Повторяю: Руслан Киреев предлагает нам этот вариант не без внутренних колебаний. У него вообще так: четкий, точный, суховато-бесстрастный работник сопоставляется с человеком душевным, добрым, нерасчетливо щедрым и, увы, не очень надежным. И всей душой, сотканной по основе великой русской классики, Р. Киреев с теми или иными оговорками оказывается на стороне человека «душевного» — против «прагматика». На стороне забулдыги отчима, пропивающего свое горе в деревне, — против делающего в городе успехи его пасынка. На стороне скандального пенсионера, воюющего за «правду-матку», — против неуязвимого юриста, у которого все по полочкам. На стороне неудачника, торгующего пивом в ларьке и читающего по ночам Шекспира, — против чистенького администратора, брезгующего этим ларьком. Только… каждый раз, отдавая предпочтение одному перед другим, Р. Киреев еще и еще раз взвешивает все и колеблется. Вопрос для него решается не в духовных абстракциях и не в эмоциональных дебрях, а на почве четкого знания современной реальности, а реальность современную Р. Киреев хочет знать досконально и именно в социальном срезе, в точных пропорциях момента. Он отлично понимает, что энергичный современный «менеджер» нужен нашей промышленности как воздух; что мрачный и требовательный директор техникума, от которого стонут «душевные» сотрудники, — прав; что виртуозный экономист вытащит дело из болота, хотя экономист одет щегольски и брата-художника презирает…

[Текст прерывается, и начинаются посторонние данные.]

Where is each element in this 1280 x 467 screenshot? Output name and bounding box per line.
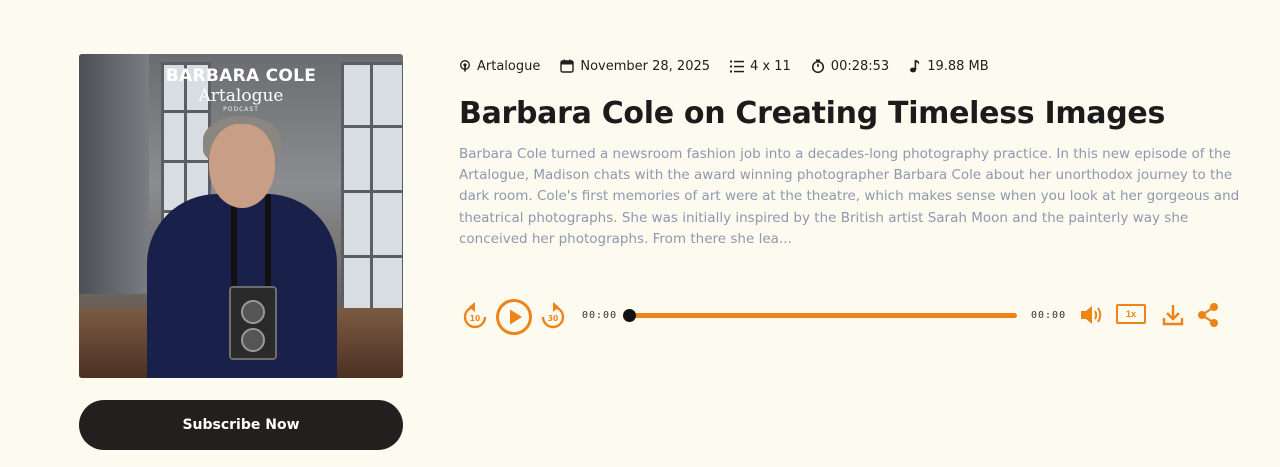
meta-podcast[interactable]: Artalogue xyxy=(459,59,540,74)
rewind-label: 10 xyxy=(470,314,480,323)
rewind-10-button[interactable]: 10 xyxy=(462,301,488,331)
subscribe-button[interactable]: Subscribe Now xyxy=(79,400,403,450)
play-button[interactable] xyxy=(495,298,533,336)
podcast-name: Artalogue xyxy=(477,58,541,74)
meta-file-size: 19.88 MB xyxy=(909,58,989,74)
episode-date: November 28, 2025 xyxy=(580,58,711,74)
meta-episode-number: 4 x 11 xyxy=(730,59,791,74)
episode-duration: 00:28:53 xyxy=(830,58,890,74)
file-size: 19.88 MB xyxy=(927,58,989,74)
share-icon[interactable] xyxy=(1196,302,1220,328)
timer-icon xyxy=(811,59,824,73)
cover-title: BARBARA COLE xyxy=(165,66,317,86)
forward-30-button[interactable]: 30 xyxy=(540,301,566,331)
meta-duration: 00:28:53 xyxy=(811,59,889,74)
meta-date: November 28, 2025 xyxy=(560,59,710,74)
episode-meta: Artalogue November 28, 2025 4 x 11 00:28… xyxy=(459,57,1009,75)
cover-camera xyxy=(229,286,277,360)
volume-button[interactable] xyxy=(1079,304,1105,326)
audio-player: 10 30 00:00 00:00 1x xyxy=(460,295,1225,337)
progress-handle[interactable] xyxy=(623,309,636,322)
podcast-icon xyxy=(460,60,470,72)
list-icon xyxy=(730,60,745,72)
cover-person-face xyxy=(209,124,275,208)
download-icon[interactable] xyxy=(1162,303,1184,327)
episode-number: 4 x 11 xyxy=(750,58,791,74)
current-time: 00:00 xyxy=(582,310,618,321)
total-time: 00:00 xyxy=(1031,310,1067,321)
calendar-icon xyxy=(560,59,575,73)
music-note-icon xyxy=(910,60,920,73)
progress-bar[interactable] xyxy=(629,313,1017,318)
episode-description: Barbara Cole turned a newsroom fashion j… xyxy=(459,146,1240,247)
podcast-cover-art: BARBARA COLE Artalogue PODCAST xyxy=(79,54,403,378)
cover-tagline: PODCAST xyxy=(223,106,259,113)
episode-title: Barbara Cole on Creating Timeless Images xyxy=(459,96,1166,131)
cover-subtitle: Artalogue xyxy=(198,86,284,106)
forward-label: 30 xyxy=(548,314,558,323)
playback-speed-button[interactable]: 1x xyxy=(1116,304,1146,324)
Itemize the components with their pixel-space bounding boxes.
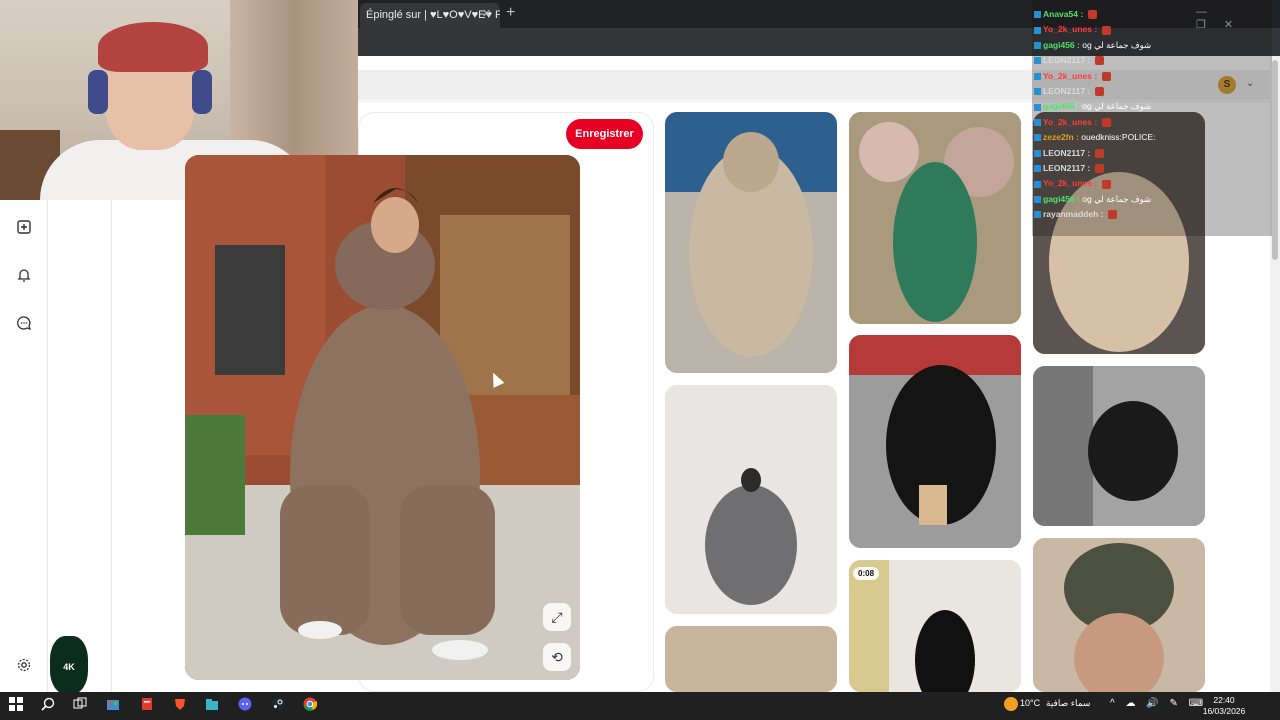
pin-card[interactable] bbox=[665, 626, 837, 692]
scrollbar-thumb[interactable] bbox=[1272, 60, 1278, 260]
search-icon[interactable] bbox=[40, 697, 56, 713]
expand-icon[interactable]: ⤢ bbox=[543, 603, 571, 631]
chat-message: gagi456 : og شوف جماعة لي bbox=[1034, 38, 1151, 52]
stream-logo: 4K bbox=[50, 636, 88, 694]
chat-username[interactable]: LEON2117 : bbox=[1043, 86, 1090, 96]
tab-close-icon[interactable]: ✕ bbox=[482, 7, 491, 20]
pin-card[interactable] bbox=[665, 112, 837, 373]
chat-message: rayanmaddeh : bbox=[1034, 207, 1117, 221]
pin-card[interactable] bbox=[849, 112, 1021, 324]
chat-badge-icon bbox=[1034, 165, 1041, 173]
chat-badge-icon bbox=[1034, 88, 1041, 96]
chat-username[interactable]: gagi456 : bbox=[1043, 101, 1080, 111]
chat-username[interactable]: Anava54 : bbox=[1043, 9, 1083, 19]
chat-message: LEON2117 : bbox=[1034, 146, 1104, 160]
chat-emote-icon bbox=[1094, 164, 1104, 174]
windows-start-icon[interactable] bbox=[8, 697, 24, 713]
chat-message: LEON2117 : bbox=[1034, 84, 1104, 98]
browser-tab[interactable]: Épinglé sur | ♥L♥O♥V♥E♥ FASH bbox=[360, 3, 500, 28]
chat-emote-icon bbox=[1101, 71, 1111, 81]
headset-right bbox=[192, 70, 212, 114]
chat-message: gagi456 : og شوف جماعة لي bbox=[1034, 192, 1151, 206]
chat-badge-icon bbox=[1034, 42, 1041, 50]
chrome-icon[interactable] bbox=[302, 697, 318, 713]
chat-message: LEON2117 : bbox=[1034, 53, 1104, 67]
chat-emote-icon bbox=[1094, 148, 1104, 158]
pin-main-image[interactable] bbox=[185, 155, 580, 680]
chat-username[interactable]: Yo_2k_unes : bbox=[1043, 24, 1097, 34]
headset-left bbox=[88, 70, 108, 114]
chat-message: Anava54 : bbox=[1034, 7, 1097, 21]
store-icon[interactable] bbox=[105, 697, 121, 713]
chat-emote-icon bbox=[1101, 25, 1111, 35]
chat-badge-icon bbox=[1034, 134, 1041, 142]
chat-username[interactable]: gagi456 : bbox=[1043, 40, 1080, 50]
chat-username[interactable]: Yo_2k_unes : bbox=[1043, 117, 1097, 127]
chat-message-text: og شوف جماعة لي bbox=[1082, 101, 1152, 112]
chat-username[interactable]: LEON2117 : bbox=[1043, 55, 1090, 65]
chat-badge-icon bbox=[1034, 26, 1041, 34]
pin-card[interactable] bbox=[849, 560, 1021, 692]
chat-icon[interactable] bbox=[14, 315, 34, 335]
chat-emote-icon bbox=[1101, 118, 1111, 128]
chat-emote-icon bbox=[1107, 210, 1117, 220]
chat-badge-icon bbox=[1034, 196, 1041, 204]
chat-badge-icon bbox=[1034, 103, 1041, 111]
webcam-cap bbox=[98, 22, 208, 72]
chat-emote-icon bbox=[1087, 10, 1097, 20]
discord-icon[interactable] bbox=[237, 697, 253, 713]
save-button[interactable]: Enregistrer bbox=[566, 119, 643, 149]
chat-username[interactable]: gagi456 : bbox=[1043, 194, 1080, 204]
sidebar-divider-column bbox=[48, 200, 112, 692]
pin-card[interactable] bbox=[849, 335, 1021, 548]
chat-badge-icon bbox=[1034, 119, 1041, 127]
weather-icon[interactable] bbox=[1004, 697, 1018, 711]
chat-badge-icon bbox=[1034, 11, 1041, 19]
chat-username[interactable]: LEON2117 : bbox=[1043, 163, 1090, 173]
chat-message-text: ouedkniss:POLICE: bbox=[1081, 132, 1156, 143]
chat-emote-icon bbox=[1094, 87, 1104, 97]
pin-card[interactable] bbox=[665, 385, 837, 614]
system-tray-icons[interactable]: ^ ☁ 🔊 ✎ ⌨ bbox=[1110, 698, 1207, 709]
plus-square-icon[interactable] bbox=[14, 219, 34, 239]
pin-card[interactable] bbox=[1033, 366, 1205, 526]
pin-card[interactable] bbox=[1033, 538, 1205, 692]
chat-username[interactable]: LEON2117 : bbox=[1043, 148, 1090, 158]
pdf-icon[interactable] bbox=[139, 697, 155, 713]
new-tab-button[interactable]: + bbox=[506, 4, 515, 22]
task-view-icon[interactable] bbox=[72, 697, 88, 713]
chat-message: Yo_2k_unes : bbox=[1034, 176, 1111, 190]
chat-emote-icon bbox=[1094, 56, 1104, 66]
chat-message-text: og شوف جماعة لي bbox=[1082, 39, 1152, 50]
chat-message-text: og شوف جماعة لي bbox=[1082, 193, 1152, 204]
taskbar-clock[interactable]: 22:40 16/03/2026 bbox=[1196, 695, 1252, 717]
chat-badge-icon bbox=[1034, 57, 1041, 65]
chat-badge-icon bbox=[1034, 72, 1041, 80]
visual-search-icon[interactable]: ⟲ bbox=[543, 643, 571, 671]
chat-message: Yo_2k_unes : bbox=[1034, 22, 1111, 36]
chat-badge-icon bbox=[1034, 180, 1041, 188]
chat-username[interactable]: Yo_2k_unes : bbox=[1043, 71, 1097, 81]
chat-username[interactable]: zeze2fn : bbox=[1043, 132, 1079, 142]
files-icon[interactable] bbox=[204, 697, 220, 713]
weather-description[interactable]: سماء صافية bbox=[1046, 698, 1090, 709]
weather-temperature[interactable]: 10°C bbox=[1020, 698, 1040, 708]
chat-message: Yo_2k_unes : bbox=[1034, 69, 1111, 83]
chat-badge-icon bbox=[1034, 149, 1041, 157]
chat-message: LEON2117 : bbox=[1034, 161, 1104, 175]
gear-icon[interactable] bbox=[14, 657, 34, 677]
video-duration-badge: 0:08 bbox=[853, 567, 880, 580]
chat-message: Yo_2k_unes : bbox=[1034, 115, 1111, 129]
chat-username[interactable]: Yo_2k_unes : bbox=[1043, 178, 1097, 188]
clock-time: 22:40 bbox=[1213, 695, 1235, 705]
chat-message: gagi456 : og شوف جماعة لي bbox=[1034, 99, 1151, 113]
bell-icon[interactable] bbox=[14, 267, 34, 287]
chat-username[interactable]: rayanmaddeh : bbox=[1043, 209, 1103, 219]
steam-icon[interactable] bbox=[270, 697, 286, 713]
clock-date: 16/03/2026 bbox=[1202, 706, 1246, 716]
chat-message: zeze2fn : ouedkniss:POLICE: bbox=[1034, 130, 1155, 144]
chat-emote-icon bbox=[1101, 179, 1111, 189]
chat-badge-icon bbox=[1034, 211, 1041, 219]
brave-icon[interactable] bbox=[172, 697, 188, 713]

Конечно, победителей не судят: сопоставляя своего четкого героя с апологетом рыхлой и беспредметной «духовности», Р. Киреев не жалеет о выборе, но… свои тревожные сомнения он собирает в другом романе, где снимает с героя венок победителя и начинает его судить. Этот суд, внутреннее самообвинение и самооправдание современного «человека середины» составляет смысл романа «Апология»: нащупанный Р. Киреевым герой освещен тут как бы с другой стороны.

Да, здесь тот же трезвый тип мироориентации, хотя научный сотрудник и преподаватель вуза (бьюсь об заклад — будущий декан или ректор!) Станислав Рябов вроде бы и непохож на бойкого пляжного фотографа Иннокентия Мальгинова. Так учтем, что Мальгинов этот не просто фотограф, он, между прочим, специалист по французской филологии, спустившийся, так сказать, в сферы обслуги. Социальная зоркость Р. Киреева и здесь помогает ему подметить новый тип адаптации, совершенно немыслимый для «романтика» предыдущего поколения, — тот тип адаптации, когда, скажем, дипломированный математик идет работать истопником, чтобы освободить себе голову для размышлений о причине космоса или… для писания стихов. Вместо традиционных твердых лестниц престижа — гибко бегающие эскалаторы; нынешний человек, массово усредненный и уравненный со всеми другими в смысле внешних возможностей, ищет путей, чтобы отстоять свою внутреннюю независимость; внешняя, номинальная престижность его уже не обманывает; пожалуйста: в истопники… или в пляжные фотографы. Согласен быть «как все» — усредниться по внешности. Так что если искать Мальгинову место на той шкале, где мы расположили братьев Рябовых, то он окажется где-то «между» высоким и неопределенным «художеством» (Кеша великолепный художественный фотограф) и низменным практицизмом (Кеша лихо отшивает конкурентов). Он — тот самый «средний человек», тот шарнир, на котором все крутится, он между крайностями, он… как сказали бы милые его сердцу французы, — entre chien et loup — между собакой и волком, между Бодлером в подлиннике и модным пляжем — этим гульбищем потребительских страстей, социологию которого так внимательно прописывает Р. Киреев.